Now it's time to start the debugging session(s). In VS Code select Run and Debug and start debug configurations:

Run and Debug

Now we can set breakpoints anywhere in the code and trigger them with curl localhost:5000:

Breakpoint

And we have a hit! We have successfully hit breakpoint in remote code and can debug it on local. If we now step through the code, we will also see that we can hit breakpoints in the second application as well.

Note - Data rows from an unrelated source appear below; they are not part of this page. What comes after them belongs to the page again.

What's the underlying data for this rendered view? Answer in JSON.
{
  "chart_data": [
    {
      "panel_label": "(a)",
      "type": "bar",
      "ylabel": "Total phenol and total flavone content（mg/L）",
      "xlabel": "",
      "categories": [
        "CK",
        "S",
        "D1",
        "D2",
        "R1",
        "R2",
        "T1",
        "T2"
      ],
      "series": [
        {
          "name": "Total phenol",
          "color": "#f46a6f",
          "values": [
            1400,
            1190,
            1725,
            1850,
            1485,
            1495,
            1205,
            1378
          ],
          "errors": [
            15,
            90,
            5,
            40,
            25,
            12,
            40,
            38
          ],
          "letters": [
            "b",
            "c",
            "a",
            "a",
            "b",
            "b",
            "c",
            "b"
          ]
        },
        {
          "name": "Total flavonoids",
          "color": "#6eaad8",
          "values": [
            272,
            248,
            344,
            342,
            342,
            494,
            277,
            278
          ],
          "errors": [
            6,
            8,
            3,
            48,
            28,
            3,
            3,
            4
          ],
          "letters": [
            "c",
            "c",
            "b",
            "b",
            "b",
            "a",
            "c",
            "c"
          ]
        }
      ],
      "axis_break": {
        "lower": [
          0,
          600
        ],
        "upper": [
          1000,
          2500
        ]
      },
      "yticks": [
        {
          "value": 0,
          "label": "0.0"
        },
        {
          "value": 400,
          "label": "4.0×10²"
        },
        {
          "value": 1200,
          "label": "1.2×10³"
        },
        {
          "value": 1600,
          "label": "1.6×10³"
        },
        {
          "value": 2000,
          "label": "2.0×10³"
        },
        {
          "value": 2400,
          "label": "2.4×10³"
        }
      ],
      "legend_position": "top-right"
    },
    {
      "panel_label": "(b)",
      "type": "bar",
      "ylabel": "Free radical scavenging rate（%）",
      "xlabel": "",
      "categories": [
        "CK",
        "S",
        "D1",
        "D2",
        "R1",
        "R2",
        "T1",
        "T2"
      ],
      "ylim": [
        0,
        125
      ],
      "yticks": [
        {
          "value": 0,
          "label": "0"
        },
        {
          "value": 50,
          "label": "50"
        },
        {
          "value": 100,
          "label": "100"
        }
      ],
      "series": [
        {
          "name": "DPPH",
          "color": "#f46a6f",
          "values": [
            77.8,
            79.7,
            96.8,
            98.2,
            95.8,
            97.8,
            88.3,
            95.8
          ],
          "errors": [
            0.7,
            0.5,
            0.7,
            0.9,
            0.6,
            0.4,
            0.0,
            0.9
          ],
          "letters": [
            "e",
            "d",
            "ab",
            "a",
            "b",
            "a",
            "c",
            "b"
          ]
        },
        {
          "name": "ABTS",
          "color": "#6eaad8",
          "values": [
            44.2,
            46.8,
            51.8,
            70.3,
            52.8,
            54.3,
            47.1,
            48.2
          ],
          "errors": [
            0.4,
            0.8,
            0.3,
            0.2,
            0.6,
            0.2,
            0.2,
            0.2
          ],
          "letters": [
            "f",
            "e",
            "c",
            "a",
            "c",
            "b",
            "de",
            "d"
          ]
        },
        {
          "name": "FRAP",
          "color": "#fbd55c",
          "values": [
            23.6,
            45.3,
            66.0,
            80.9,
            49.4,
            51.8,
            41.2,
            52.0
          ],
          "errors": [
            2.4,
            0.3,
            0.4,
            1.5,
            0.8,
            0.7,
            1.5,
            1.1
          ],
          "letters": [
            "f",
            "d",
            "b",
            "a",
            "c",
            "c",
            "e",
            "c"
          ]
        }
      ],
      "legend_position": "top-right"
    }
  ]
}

Note: If you're trying this with your own application and requests to your application hangs (e.g. with Flask app), that's most likely due to the debugger blocking the application process. Only solution I found is switching to a different web server.

Conclusion

At glance, this might seem a little complicated to set up, but you really only need to run the script that injects the ephemeral container and forward the debugger ports, which only takes a couple seconds.

This then gives you proper remote debugging capabilities without having to modify your application code, without re-deploying it, without having to reproduce locally, while also allowing you to debug multiple containers/application at the same time.

Also, while this demonstrates how to debug in VS Code, this should also work in PyCharm, which uses pydevd which is the underlying library behind debugpy. You will however need "Professional" edition/license (see docs).